The researchers say this is just the first step in understanding the biological aspects of voting. There's still lots of work to do to understand whether these hormonal shifts are actually powerful enough to affect how people vote, but chief researcher Dr. Israel Waismel-Manor says it's far from impossible:
"Emotions can affect biological processes, which in turn can influence our decision-making processes. Studies of decision-makers, stock traders and the general public have shown that higher levels of cortisol influence decision-making. Elevated cortisol leads to risk-taking behavior and at the same time it impedes memory retrieval. These findings, along with the results of the present study, bring into question the decision-making process among voters. Our study has found that voting is both exciting and stressful, psychologically and physiologically. It remains to be seen whether Election Day stress is capable of altering voting decisions and outcomes."

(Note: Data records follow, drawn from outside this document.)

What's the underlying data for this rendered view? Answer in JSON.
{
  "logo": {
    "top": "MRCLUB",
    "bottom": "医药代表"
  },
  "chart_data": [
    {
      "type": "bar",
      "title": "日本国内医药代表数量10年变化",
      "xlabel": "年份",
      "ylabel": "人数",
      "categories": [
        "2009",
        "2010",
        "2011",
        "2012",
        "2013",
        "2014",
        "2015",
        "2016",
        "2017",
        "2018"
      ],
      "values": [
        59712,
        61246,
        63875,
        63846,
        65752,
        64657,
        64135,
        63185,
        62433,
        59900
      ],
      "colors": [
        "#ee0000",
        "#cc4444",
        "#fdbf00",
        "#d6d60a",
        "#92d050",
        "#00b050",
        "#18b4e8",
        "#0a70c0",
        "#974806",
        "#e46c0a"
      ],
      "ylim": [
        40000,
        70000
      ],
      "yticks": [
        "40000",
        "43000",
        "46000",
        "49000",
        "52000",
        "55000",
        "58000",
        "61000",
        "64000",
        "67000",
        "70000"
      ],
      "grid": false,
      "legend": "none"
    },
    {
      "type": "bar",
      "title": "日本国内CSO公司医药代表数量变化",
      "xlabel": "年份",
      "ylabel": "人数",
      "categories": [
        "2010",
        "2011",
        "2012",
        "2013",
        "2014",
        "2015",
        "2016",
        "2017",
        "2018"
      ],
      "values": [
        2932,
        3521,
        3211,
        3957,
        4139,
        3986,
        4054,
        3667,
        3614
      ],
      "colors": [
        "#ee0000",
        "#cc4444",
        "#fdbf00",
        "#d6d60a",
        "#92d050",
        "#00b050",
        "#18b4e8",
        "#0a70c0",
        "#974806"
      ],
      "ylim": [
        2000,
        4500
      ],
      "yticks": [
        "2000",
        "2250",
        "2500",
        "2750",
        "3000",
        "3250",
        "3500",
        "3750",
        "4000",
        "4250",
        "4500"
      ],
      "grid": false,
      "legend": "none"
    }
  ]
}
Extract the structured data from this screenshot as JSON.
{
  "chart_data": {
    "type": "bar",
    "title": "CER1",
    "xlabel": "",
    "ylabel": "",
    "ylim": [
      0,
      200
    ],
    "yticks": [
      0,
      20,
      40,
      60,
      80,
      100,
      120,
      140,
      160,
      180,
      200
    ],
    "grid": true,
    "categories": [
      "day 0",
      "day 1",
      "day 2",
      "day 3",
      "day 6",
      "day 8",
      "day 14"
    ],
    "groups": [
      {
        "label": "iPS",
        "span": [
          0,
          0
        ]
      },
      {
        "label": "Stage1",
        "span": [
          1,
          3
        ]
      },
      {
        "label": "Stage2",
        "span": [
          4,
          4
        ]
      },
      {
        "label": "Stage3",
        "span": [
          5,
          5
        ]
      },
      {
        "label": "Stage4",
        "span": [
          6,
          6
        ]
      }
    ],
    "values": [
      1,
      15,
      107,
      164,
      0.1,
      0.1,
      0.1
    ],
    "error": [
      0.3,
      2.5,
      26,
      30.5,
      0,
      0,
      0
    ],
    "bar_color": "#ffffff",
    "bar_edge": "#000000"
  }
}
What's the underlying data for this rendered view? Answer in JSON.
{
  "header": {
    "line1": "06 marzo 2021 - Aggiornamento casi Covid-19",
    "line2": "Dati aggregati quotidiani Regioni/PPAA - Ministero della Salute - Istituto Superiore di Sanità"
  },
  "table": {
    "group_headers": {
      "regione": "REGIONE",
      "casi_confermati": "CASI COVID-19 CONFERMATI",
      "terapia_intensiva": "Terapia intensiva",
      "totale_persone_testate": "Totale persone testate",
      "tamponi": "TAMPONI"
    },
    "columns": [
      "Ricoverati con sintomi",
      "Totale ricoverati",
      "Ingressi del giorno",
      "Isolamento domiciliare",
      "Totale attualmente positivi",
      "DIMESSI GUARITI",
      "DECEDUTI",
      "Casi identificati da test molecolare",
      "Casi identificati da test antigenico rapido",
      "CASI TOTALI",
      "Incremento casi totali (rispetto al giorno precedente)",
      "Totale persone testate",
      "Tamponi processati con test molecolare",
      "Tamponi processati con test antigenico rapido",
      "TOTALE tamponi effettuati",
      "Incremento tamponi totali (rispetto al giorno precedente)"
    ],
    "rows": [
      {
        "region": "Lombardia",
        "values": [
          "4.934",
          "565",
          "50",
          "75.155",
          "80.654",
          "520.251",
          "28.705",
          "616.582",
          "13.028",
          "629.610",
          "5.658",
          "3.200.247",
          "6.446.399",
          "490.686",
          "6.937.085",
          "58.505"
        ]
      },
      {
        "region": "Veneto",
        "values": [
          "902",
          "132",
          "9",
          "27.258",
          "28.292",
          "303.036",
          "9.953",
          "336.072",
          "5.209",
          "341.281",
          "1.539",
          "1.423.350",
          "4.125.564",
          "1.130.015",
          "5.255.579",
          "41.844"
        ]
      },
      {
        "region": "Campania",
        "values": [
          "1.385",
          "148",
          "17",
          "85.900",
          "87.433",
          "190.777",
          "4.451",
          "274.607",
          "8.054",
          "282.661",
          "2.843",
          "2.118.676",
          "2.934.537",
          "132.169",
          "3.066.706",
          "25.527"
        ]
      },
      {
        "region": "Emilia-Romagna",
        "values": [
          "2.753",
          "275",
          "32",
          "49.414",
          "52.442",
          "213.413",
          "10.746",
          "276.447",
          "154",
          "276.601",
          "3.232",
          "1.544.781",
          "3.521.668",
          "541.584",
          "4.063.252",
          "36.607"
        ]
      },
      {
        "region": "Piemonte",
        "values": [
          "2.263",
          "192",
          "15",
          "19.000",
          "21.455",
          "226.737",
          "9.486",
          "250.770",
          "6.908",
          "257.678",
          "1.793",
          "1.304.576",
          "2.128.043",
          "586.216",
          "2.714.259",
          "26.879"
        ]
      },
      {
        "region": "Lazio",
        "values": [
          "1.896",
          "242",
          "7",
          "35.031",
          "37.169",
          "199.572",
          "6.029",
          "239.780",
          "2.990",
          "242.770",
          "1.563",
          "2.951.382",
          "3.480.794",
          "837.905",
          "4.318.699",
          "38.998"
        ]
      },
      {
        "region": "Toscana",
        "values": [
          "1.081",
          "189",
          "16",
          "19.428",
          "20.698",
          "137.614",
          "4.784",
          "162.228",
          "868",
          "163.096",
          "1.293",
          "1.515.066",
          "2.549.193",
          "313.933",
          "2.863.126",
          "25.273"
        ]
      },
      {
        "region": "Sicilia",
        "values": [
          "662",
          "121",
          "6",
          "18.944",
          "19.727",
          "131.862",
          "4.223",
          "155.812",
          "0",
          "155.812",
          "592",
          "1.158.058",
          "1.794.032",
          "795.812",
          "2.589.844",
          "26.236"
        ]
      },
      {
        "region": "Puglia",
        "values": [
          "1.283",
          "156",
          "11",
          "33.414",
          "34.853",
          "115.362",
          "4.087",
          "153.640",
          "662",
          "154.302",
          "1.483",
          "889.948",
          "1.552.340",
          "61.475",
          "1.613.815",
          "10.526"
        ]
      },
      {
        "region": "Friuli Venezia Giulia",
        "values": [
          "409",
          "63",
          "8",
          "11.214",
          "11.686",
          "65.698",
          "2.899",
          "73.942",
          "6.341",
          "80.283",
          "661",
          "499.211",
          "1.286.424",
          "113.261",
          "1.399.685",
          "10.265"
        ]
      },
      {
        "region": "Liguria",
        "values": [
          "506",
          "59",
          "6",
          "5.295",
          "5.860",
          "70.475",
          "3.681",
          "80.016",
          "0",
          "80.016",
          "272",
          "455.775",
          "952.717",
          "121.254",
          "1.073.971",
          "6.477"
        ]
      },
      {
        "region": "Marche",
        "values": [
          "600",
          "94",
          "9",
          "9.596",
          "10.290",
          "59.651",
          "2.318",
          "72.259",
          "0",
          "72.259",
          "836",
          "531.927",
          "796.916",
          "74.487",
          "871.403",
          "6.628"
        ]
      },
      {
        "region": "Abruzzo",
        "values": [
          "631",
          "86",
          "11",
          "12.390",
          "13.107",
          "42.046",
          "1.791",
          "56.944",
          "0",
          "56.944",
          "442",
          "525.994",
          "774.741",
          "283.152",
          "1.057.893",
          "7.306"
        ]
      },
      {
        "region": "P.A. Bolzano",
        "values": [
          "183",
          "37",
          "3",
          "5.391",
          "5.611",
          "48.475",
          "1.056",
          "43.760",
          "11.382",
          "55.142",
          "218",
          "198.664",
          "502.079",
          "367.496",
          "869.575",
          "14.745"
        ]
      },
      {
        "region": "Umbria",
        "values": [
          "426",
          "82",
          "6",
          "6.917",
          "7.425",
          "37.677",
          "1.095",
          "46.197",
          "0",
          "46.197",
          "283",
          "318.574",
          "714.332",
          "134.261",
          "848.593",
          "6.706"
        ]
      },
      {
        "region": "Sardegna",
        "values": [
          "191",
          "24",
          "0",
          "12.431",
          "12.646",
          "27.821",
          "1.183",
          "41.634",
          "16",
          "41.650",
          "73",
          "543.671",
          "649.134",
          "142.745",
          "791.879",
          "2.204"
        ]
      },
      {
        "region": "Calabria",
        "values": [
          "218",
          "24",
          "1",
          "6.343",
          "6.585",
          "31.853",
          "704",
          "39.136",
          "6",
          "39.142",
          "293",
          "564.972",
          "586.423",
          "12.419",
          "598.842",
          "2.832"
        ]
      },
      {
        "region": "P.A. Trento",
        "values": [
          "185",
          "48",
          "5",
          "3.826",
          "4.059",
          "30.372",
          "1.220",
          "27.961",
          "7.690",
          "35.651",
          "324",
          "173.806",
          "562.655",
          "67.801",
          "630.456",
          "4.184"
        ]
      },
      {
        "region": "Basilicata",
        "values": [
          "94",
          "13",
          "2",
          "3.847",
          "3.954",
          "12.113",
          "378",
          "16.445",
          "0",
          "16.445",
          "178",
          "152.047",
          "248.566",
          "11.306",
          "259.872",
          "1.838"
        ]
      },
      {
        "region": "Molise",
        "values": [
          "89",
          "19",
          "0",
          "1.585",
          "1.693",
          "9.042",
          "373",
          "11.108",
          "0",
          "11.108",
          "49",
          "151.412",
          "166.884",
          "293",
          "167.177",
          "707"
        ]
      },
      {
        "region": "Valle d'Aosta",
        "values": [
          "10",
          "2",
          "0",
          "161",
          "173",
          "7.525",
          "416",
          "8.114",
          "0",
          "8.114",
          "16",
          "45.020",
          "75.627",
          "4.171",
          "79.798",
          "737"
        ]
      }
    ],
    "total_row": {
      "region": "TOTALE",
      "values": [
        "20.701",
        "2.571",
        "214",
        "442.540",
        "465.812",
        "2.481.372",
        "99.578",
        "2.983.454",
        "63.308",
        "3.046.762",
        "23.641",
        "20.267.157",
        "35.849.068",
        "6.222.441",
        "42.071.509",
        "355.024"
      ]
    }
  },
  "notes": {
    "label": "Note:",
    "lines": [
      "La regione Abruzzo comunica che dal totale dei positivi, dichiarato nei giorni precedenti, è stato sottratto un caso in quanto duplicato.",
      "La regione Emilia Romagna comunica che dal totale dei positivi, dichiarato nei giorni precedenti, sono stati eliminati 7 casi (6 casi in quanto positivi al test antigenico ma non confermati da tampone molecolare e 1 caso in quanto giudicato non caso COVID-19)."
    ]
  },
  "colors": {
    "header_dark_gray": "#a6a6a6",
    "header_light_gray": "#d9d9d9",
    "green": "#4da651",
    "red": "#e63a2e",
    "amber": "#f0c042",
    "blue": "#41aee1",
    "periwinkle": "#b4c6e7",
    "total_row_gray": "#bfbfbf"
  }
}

For those curious, here's how the actual experiment worked, which involved a mix of surveys and saliva samples:
The survey was conducted on the day of Israel's 2009 national elections. 113 voters just about to enter the ballot booth were asked to provide a saliva sample to be examined for cortisol levels, and to complete a questionnaire that examined their affective state. The control groups included individuals from the same township who reported their affective state on the evening of the elections through a phone survey; and a second group who gave a saliva sample on the following day. The research team also went back to the first study group of actual voters 21 months later in order to examine their baseline cortisol levels; and since cortisol has a diurnal cycle, this part of the study was carried out on a non-work day, like Election Day, and at precisely the same time of day as the original saliva samples were taken.